Operators should examine the method in which they are going to anchor this escape line prior to an actual emergency, not only for safety and security, but also to avoid chafing and rubbing against sharp edges of the lift. They also need to make sure their chosen anchoring system doesn’t put them in body positions that require advanced training in yoga to exit the lift. An evacuation system can certainly be simply a climbing system in the bucket, though it will take up much more space than one of the manufactured systems. Users should make sure it works with the harness they wear in the lift and that appropriate anchors are available.

Hanging hurts

Hanging in a five-point/full-body harness from the dorsal attachment point, though slightly more pleasant than hanging with a body belt up around the chest, not only doesn’t feel that great, but it can also be physically dangerous. On occasion, a medical condition called suspension trauma, where blood gathers and pools in areas where full circulation is restricted by the harness, can develop. There are belt pouches available that can hang from the operator’s harness and contain foot straps that allow them to “step up” while hanging to relieve some of this dangerous pressure and lessen the likelihood of suspension trauma.

Getting loose

If ejected, the operator will be hanging from the fall-arrest lanyard, assuming one is being used, otherwise they’ll already be on the ground. While hanging from the lanyard is much better than the alternative, it still presents some significant challenges. Some form of system must be present to allow the suspended operator to get his weight off the lanyard and regain the lift or descend to the ground.

Once again, this system not only has to be present, but the user should have an understanding of its intended purpose along with regular training in its use – learning while hanging from the lanyard is problematic for most folks.

Getting them out

Removing a severely injured or unconscious arborist from the bucket or cage of an aerial lift can be both physically and mentally challenging for an unprepared and untrained ground crew. This operation is typically called extrication, and there are various systems of assistance available to make it easier.

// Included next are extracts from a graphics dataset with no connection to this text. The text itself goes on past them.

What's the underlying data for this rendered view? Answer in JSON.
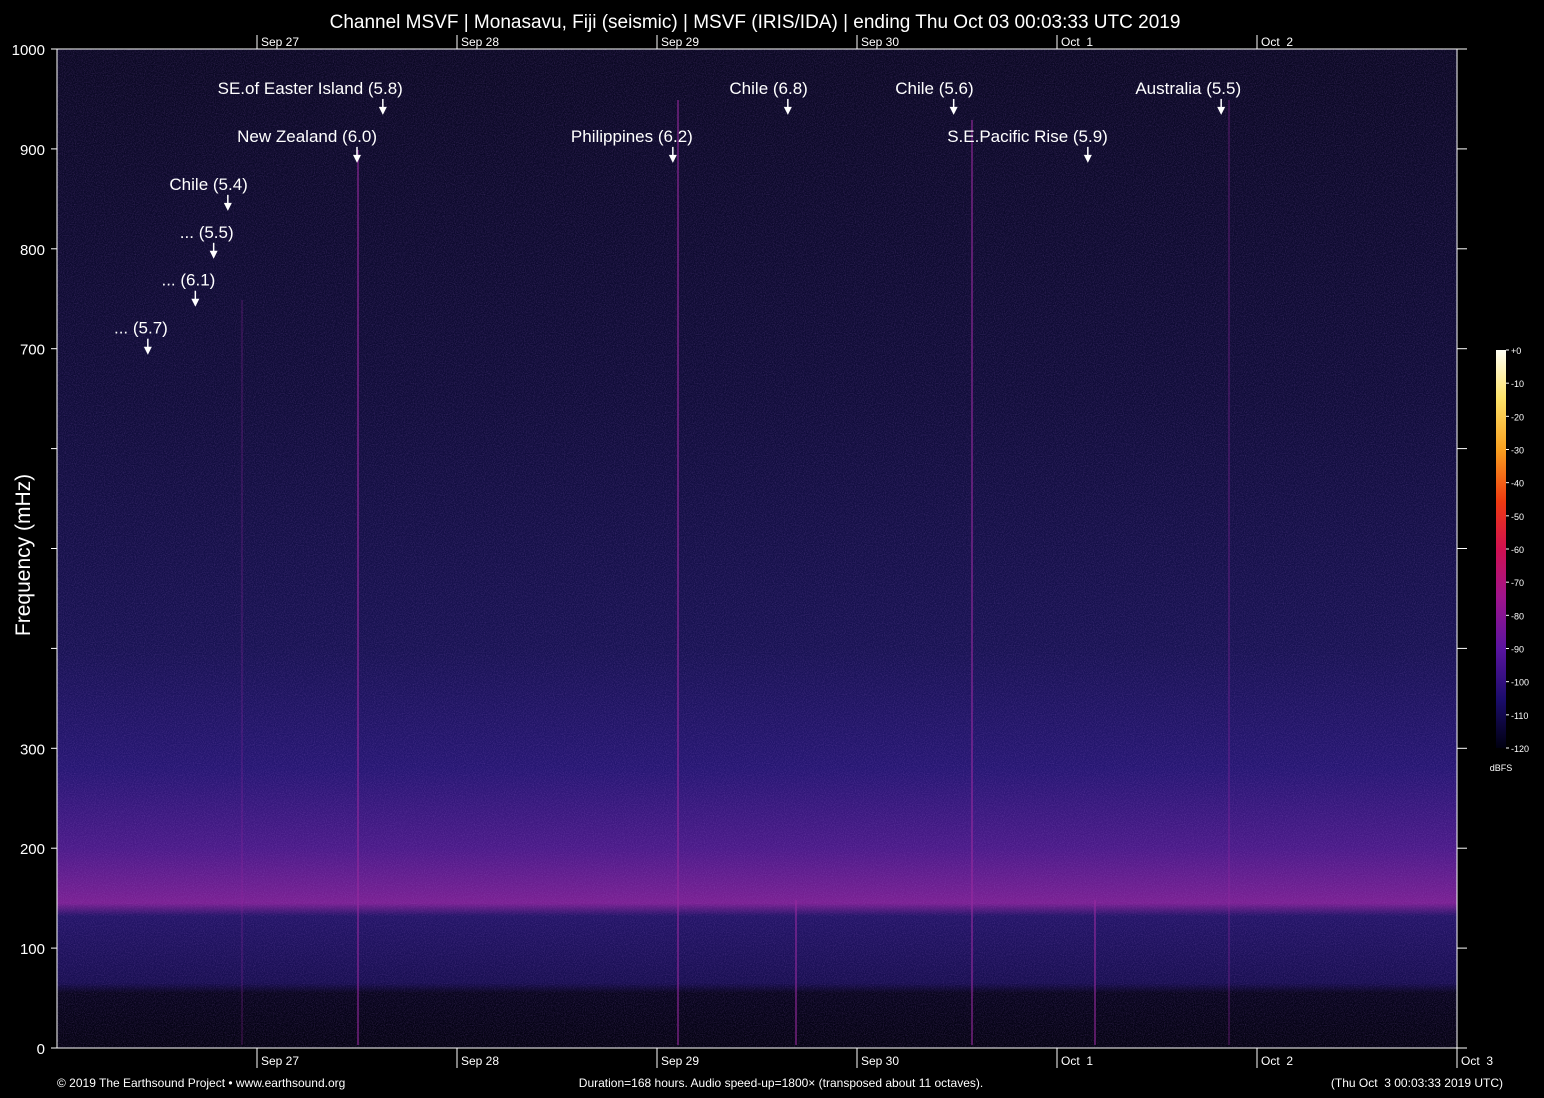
{
  "chart_data": {
    "type": "spectrogram",
    "title": "Channel MSVF | Monasavu, Fiji (seismic) | MSVF (IRIS/IDA) | ending Thu Oct 03 00:03:33 UTC 2019",
    "ylabel": "Frequency (mHz)",
    "ylim": [
      0,
      1000
    ],
    "yticks": [
      0,
      100,
      200,
      300,
      {
        "value": 400,
        "label": null
      },
      {
        "value": 500,
        "label": null
      },
      {
        "value": 600,
        "label": null
      },
      700,
      800,
      900,
      1000
    ],
    "xlim": [
      0,
      168
    ],
    "xticks": [
      {
        "value": 24,
        "label": "Sep 27"
      },
      {
        "value": 48,
        "label": "Sep 28"
      },
      {
        "value": 72,
        "label": "Sep 29"
      },
      {
        "value": 96,
        "label": "Sep 30"
      },
      {
        "value": 120,
        "label": "Oct  1"
      },
      {
        "value": 144,
        "label": "Oct  2"
      },
      {
        "value": 168,
        "label": "Oct  3"
      }
    ],
    "annotations": [
      {
        "text": "... (5.7)",
        "x": 10.9,
        "y": 694
      },
      {
        "text": "... (6.1)",
        "x": 16.6,
        "y": 742
      },
      {
        "text": "... (5.5)",
        "x": 18.8,
        "y": 790
      },
      {
        "text": "Chile (5.4)",
        "x": 20.5,
        "y": 838
      },
      {
        "text": "New Zealand (6.0)",
        "x": 36.0,
        "y": 886
      },
      {
        "text": "SE.of Easter Island (5.8)",
        "x": 39.1,
        "y": 934
      },
      {
        "text": "Philippines (6.2)",
        "x": 73.9,
        "y": 886
      },
      {
        "text": "Chile (6.8)",
        "x": 87.7,
        "y": 934
      },
      {
        "text": "Chile (5.6)",
        "x": 107.6,
        "y": 934
      },
      {
        "text": "S.E.Pacific Rise (5.9)",
        "x": 123.7,
        "y": 886
      },
      {
        "text": "Australia (5.5)",
        "x": 139.7,
        "y": 934
      }
    ],
    "colorbar": {
      "label": "dBFS",
      "lim": [
        -120,
        0
      ],
      "ticks": [
        {
          "value": 0,
          "label": "+0"
        },
        -10,
        -20,
        -30,
        -40,
        -50,
        -60,
        -70,
        -80,
        -90,
        -100,
        -110,
        -120
      ]
    },
    "footer": {
      "left": "© 2019 The Earthsound Project • www.earthsound.org",
      "center": "Duration=168 hours. Audio speed-up=1800× (transposed about 11 octaves).",
      "right": "(Thu Oct  3 00:03:33 2019 UTC)"
    }
  }
}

A number of lifts have built-in systems, either manual or powered, that allow the bucket to be turned from the vertical to the horizontal, allowing the victim to be easily accessed and slid out for medical treatment. These systems will vary in operation on machines from different manufacturers and must be examined and practiced with in calmer times to ensure safe, effective use when it counts.

For tree care companies with buckets that do not pivot or swivel, there are a large number of mechanical advantage systems available that can be used to lift the victim up vertically out of the bucket. All of these systems require some foresight and training as to anchor points, operation and installation.

OK, what now?

Once the injured/unconscious lift operator has been safely returned to ground level and extricated from the bucket, his care and treatment becomes a priority. Crews that had the foresight to establish and practice emergency response plans will no doubt already have emergency medical services on the way to the work site, along with the required first aid equipment and training to care for the lift operator prior to the arrival of the medics. Those crews who have not established a plan will once again be trying to learn on the fly, when the costs are measured in much more than dollars and cents.

Aerial lift evacuation, along with its cousin extrication, are skills that require education and training, as do all the facets of tree care. However, some basic knowledge and practice, readily available through training organizations, professional associations, or in-house designed processes, will assure that in the event of a problem with a lift or an operator aloft the crew will react quickly and safely for the best possible outcome.